A scanso di equivoci, voglio subito precisare che chi scrive è un convinto assertore e fautore della necessità di riformare l’attuale modello del sostegno italiano, come d’altronde ho più volte scritto anche sulle pagine di questo giornale. E tuttavia ho il timore che, stanti così le cose, dalla lettura approfondita che tutte le Associazioni di e per persone con disabilità abbiamo finora fatto del suddetto Atto del Governo n. 378, la tanto decantata Delega sull’inclusione della Legge 107/15 (cosiddetta La Buona Scuola) si riveli un semplice “topolino partorito dalla montagna”, ovvero una “leggina” assolutamente priva di una visione organica, strategica, “di sistema”.

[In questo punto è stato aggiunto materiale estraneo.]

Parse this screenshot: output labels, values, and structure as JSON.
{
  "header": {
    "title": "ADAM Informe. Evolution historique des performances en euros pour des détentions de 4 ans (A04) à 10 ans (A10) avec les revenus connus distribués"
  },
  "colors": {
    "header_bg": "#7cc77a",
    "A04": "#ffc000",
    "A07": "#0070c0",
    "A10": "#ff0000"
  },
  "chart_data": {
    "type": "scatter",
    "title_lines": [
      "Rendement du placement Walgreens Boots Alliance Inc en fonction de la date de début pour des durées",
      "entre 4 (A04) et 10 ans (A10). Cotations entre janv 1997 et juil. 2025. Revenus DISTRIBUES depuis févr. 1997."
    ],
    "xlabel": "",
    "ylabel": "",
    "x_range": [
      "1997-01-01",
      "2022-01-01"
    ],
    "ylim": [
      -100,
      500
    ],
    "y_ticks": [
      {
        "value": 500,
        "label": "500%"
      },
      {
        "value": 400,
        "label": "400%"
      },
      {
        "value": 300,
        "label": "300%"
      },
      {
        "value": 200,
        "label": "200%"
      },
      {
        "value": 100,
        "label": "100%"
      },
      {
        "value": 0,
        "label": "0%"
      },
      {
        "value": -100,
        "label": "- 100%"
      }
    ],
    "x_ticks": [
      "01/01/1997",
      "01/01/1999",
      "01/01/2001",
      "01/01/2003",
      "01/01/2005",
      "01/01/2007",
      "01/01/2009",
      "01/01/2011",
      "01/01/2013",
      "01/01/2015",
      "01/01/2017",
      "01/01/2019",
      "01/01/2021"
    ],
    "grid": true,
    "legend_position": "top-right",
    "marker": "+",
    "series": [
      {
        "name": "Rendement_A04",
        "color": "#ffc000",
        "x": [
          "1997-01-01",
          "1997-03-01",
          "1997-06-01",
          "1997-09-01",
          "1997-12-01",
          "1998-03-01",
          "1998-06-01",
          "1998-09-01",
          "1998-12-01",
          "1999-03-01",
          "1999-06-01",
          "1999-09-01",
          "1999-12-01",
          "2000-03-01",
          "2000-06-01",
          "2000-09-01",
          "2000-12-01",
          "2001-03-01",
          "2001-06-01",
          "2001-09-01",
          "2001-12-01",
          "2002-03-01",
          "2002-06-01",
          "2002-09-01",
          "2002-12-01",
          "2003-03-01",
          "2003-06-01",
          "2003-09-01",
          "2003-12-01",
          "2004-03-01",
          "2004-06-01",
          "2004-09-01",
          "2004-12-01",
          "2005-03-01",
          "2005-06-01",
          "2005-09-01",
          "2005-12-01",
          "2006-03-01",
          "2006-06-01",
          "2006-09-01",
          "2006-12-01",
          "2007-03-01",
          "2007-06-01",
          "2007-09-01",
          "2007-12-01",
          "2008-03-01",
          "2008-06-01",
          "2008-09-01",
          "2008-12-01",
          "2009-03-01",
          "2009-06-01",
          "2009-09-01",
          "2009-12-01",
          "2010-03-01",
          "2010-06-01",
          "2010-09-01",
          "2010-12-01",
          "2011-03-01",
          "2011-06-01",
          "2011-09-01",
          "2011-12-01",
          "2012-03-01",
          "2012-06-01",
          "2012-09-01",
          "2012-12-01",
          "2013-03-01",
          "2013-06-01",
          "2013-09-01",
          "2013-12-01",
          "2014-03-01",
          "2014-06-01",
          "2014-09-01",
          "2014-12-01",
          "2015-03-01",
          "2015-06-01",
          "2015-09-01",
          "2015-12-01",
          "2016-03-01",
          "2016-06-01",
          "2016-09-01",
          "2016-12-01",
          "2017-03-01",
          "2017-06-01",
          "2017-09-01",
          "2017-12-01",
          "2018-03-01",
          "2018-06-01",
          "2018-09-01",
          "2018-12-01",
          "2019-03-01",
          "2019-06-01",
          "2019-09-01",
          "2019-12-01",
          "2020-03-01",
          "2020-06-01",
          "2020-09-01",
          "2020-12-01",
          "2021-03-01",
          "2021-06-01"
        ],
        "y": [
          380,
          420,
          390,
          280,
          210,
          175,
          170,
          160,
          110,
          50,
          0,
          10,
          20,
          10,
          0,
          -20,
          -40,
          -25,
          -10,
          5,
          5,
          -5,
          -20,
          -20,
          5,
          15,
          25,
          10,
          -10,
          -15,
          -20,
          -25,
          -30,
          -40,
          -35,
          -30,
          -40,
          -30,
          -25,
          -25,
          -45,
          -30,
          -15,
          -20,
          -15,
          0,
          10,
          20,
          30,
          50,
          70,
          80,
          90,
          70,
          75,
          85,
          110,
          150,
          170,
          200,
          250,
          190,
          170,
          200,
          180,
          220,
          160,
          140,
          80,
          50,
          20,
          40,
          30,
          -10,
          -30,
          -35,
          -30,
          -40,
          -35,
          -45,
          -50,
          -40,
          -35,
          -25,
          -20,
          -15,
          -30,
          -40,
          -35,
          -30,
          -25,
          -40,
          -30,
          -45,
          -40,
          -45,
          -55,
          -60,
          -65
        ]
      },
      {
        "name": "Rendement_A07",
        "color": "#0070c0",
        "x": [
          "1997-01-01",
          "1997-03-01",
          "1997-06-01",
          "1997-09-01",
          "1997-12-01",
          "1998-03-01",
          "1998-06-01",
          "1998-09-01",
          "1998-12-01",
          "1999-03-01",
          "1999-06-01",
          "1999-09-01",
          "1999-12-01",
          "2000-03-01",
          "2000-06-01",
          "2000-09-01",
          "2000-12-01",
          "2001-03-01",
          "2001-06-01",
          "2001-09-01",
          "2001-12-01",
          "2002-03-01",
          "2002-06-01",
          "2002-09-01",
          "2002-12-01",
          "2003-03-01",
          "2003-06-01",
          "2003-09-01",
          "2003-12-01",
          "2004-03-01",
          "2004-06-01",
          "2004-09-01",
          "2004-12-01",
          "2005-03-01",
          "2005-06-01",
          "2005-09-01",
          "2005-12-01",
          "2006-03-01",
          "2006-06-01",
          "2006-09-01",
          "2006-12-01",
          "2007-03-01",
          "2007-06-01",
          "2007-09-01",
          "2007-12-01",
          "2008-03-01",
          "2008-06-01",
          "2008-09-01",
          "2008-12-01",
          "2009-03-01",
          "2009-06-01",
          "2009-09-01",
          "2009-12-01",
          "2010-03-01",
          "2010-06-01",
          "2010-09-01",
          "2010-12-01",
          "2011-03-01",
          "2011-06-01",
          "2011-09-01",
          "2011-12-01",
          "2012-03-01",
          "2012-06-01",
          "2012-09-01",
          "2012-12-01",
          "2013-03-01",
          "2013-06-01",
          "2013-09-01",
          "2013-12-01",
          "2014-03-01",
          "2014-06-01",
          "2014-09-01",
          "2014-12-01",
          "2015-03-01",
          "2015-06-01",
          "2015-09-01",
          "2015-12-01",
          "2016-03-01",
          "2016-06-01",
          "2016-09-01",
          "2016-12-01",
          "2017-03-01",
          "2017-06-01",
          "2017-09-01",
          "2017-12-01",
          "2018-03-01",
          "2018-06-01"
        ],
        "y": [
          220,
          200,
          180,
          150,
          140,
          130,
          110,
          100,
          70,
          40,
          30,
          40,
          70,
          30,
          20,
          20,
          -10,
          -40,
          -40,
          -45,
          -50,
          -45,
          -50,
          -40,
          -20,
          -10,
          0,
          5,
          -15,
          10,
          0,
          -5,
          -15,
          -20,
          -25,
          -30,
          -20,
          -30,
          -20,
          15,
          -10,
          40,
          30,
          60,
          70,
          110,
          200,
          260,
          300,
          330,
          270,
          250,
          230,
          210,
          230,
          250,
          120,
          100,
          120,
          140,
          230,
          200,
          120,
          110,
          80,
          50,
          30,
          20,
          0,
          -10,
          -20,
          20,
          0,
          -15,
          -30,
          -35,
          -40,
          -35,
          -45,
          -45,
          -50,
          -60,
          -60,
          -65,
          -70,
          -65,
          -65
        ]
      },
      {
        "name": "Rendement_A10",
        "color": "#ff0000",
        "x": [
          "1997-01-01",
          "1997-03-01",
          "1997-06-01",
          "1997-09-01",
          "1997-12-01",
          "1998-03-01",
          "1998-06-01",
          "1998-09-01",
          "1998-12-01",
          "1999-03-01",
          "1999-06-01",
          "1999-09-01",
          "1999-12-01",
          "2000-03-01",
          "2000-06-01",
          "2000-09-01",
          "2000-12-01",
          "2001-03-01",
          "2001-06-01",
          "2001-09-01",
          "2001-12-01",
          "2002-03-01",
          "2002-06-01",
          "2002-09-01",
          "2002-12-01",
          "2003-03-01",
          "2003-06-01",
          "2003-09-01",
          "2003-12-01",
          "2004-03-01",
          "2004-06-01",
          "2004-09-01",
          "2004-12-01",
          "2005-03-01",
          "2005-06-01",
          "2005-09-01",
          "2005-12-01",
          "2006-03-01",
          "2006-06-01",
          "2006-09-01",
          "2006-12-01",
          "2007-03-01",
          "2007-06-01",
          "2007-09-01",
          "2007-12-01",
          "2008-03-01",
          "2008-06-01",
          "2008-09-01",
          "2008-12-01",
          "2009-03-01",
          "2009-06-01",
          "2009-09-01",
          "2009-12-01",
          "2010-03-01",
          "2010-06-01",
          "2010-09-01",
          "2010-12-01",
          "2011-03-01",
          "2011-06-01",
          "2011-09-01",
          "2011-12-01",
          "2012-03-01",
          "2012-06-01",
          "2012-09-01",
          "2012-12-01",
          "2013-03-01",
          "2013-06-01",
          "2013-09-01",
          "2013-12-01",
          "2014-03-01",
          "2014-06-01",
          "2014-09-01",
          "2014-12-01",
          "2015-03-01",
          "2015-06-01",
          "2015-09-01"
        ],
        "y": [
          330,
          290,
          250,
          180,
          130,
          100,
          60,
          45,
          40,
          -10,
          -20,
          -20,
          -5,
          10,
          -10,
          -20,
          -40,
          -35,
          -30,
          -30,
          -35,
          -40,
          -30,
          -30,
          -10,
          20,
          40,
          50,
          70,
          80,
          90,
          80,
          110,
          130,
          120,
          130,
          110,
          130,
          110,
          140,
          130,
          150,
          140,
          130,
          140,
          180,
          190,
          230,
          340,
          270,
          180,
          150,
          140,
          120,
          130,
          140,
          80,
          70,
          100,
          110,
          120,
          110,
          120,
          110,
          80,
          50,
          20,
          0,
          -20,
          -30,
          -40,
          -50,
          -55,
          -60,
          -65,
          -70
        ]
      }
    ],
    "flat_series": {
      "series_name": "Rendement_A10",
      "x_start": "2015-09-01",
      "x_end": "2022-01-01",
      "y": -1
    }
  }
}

Con tutto il rispetto per gli estensori di quel neonato Schema di Decreto, infatti, non mi pare che esso si prefigga il nobile scopo di debellare le attuali distorsioni del sistema inclusivo italiano e cioè l’insufficiente formazione generale e specifica dei docenti curricolari, di quelli per il sostegno e di tutto il personale scolastico sulle singole disabilità, la scarsa continuità didattica e, in particolare, la crescente delega al solo docente specializzato dell’allievo con disabilità, con la conseguente emarginazione di quest’ultimo nelle cosiddette “aule di sostegno”.

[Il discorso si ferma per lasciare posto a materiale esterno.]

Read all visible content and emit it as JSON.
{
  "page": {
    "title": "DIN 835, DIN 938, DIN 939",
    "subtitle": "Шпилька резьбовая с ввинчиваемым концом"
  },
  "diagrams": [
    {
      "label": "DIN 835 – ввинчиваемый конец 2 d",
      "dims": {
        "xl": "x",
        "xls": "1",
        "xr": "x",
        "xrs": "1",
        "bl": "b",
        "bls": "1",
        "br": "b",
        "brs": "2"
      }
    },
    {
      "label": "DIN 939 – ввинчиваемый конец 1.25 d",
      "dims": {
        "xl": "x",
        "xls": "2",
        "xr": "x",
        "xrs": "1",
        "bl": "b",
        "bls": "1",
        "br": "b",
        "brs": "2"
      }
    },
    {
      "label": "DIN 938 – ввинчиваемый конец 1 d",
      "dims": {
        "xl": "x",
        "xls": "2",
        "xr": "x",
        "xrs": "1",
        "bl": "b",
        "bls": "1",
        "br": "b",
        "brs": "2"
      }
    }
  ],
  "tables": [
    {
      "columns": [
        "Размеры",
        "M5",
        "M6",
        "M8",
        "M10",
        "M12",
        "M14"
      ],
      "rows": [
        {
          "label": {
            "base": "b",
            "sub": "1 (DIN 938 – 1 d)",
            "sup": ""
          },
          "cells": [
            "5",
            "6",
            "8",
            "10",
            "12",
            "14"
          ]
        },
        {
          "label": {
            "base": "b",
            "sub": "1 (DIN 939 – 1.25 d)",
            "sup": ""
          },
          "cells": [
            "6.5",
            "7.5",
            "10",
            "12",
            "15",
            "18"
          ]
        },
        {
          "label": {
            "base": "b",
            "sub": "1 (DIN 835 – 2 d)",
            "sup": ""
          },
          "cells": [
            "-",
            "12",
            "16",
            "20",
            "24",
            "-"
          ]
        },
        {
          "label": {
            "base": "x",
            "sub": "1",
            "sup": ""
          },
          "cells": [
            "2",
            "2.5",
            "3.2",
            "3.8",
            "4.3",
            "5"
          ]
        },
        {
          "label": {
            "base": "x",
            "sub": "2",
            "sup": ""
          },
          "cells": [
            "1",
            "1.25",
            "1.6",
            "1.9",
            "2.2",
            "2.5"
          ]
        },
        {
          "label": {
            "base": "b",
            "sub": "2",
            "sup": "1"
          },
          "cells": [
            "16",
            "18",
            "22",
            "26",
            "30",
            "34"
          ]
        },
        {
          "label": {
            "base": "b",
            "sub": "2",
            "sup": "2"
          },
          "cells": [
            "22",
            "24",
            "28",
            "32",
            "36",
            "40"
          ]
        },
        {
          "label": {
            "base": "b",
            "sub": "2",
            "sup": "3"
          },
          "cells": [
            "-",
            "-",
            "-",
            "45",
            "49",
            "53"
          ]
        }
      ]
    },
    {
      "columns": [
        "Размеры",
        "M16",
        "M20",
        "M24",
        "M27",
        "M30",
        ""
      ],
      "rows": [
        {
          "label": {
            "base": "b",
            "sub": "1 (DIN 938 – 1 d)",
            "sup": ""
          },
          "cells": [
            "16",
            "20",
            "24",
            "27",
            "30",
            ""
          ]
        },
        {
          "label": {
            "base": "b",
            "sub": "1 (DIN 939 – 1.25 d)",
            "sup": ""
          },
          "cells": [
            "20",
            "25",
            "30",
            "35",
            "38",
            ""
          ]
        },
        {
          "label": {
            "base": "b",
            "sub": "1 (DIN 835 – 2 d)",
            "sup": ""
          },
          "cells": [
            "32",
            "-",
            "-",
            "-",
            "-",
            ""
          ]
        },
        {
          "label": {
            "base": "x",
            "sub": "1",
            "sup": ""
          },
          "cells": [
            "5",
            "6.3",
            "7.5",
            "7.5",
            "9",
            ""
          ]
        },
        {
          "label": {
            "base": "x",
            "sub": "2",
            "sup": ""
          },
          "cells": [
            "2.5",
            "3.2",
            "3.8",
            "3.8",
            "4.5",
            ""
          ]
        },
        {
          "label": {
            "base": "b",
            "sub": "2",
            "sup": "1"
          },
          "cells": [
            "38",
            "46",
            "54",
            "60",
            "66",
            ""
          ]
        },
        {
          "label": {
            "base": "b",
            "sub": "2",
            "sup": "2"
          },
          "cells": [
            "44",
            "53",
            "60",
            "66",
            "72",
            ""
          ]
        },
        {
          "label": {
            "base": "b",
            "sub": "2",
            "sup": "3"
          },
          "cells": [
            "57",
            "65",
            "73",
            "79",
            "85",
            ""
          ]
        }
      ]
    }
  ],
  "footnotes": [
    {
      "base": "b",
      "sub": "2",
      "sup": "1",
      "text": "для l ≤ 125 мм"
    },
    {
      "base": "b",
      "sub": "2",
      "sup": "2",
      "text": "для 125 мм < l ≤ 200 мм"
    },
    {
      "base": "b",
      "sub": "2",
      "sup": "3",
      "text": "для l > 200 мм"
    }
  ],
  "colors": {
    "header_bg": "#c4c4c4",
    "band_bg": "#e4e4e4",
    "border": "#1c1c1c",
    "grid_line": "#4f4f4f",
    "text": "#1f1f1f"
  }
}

Ragionare ancora in termini di disabilità come legata indissolubilmente alla persona con disabilità e non ispirarsi alla sua nuova visione più dinamica, introdotta nel 2001 dall’ICF, la Classificazione Internazionale del Funzionamento, della Disabilità e della Salute dell’Organizzazione Mondiale della Sanità; continuare a parlare genericamente di «tutela del diritto allo studio» e non di diritto all’istruzione come «insopprimibile diritto umano» da garantire ad ogni cittadino, a prescindere dalla sua limitazione funzionale (come previsto dall’articolo 24 della Convenzione ONU sui Diritti delle Persone con Disabilità del 2006); e, soprattutto, considerare l’inclusione ancora come un mezzo per “mettere dentro” chi prima ne era escluso o che rischia l’esclusione e non invece come un ineludibile strumento per rendere il contesto finalmente accogliente e for all: sono queste, a parere di chi scrive, le più madornali e sesquipedali sviste e criticità dell’Atto di Governo n. 378.

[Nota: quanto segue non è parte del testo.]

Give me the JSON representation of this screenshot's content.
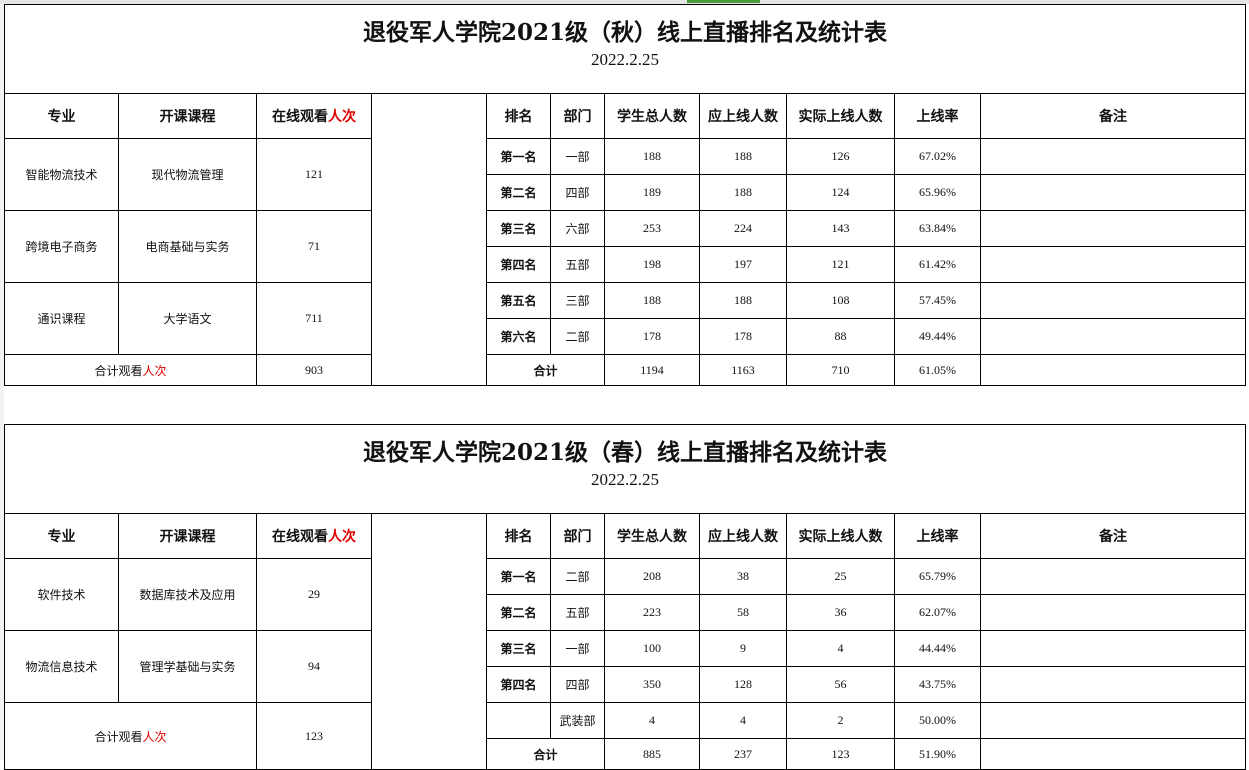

Non serve modificare i nomi o inventarsene di nuovi, ogniqualvolta si vara una riforma della scuola. Quello che serve oggi, per assicurare un efficace ed efficiente modello di inclusione nel nostro Paese, è invece un radicale cambio di mentalità e di approccio, sì da comprendere una volta per tutte che non è il solo insegnante specializzato a garantire la qualità del sostegno, ma è la “scuola tutta”, un contesto davvero inclusivo, che può favorire il successo formativo di tutti e di ciascun alunno.
Da operatore della scuola che si è sempre battuto per un vero ed efficace processo di inclusione degli alunni/studenti con disabilità, sono stanco di sentire dire e “proclamare” anche nei più autorevoli convegni che la didattica inclusiva è un tema che concerne soltanto una particolare e determinata categoria di allievi (quelli con disabilità, appunto). Essa, al contrario, può e deve essere riferita più giustamente all’intera popolazione studentesca, a tutto il personale scolastico e, pertanto, al “contesto”, per poter dare risposte efficaci ed efficienti ai bisogni educativi di tutti e di ciascuno, nella normalità e finalmente senza alcun “sostegno”.
Riappropriamoci e ritroviamo dunque lo spirito più genuino e autentico della cultura dell’inclusione, così come brillantemente enunciata dalla Convenzione ONU (ratificata dal nostro Paese con la Legge 18/09), per rendere il contesto davvero “inclusivo” e per modificare i presupposti dell’intera nostra organizzazione scolastica.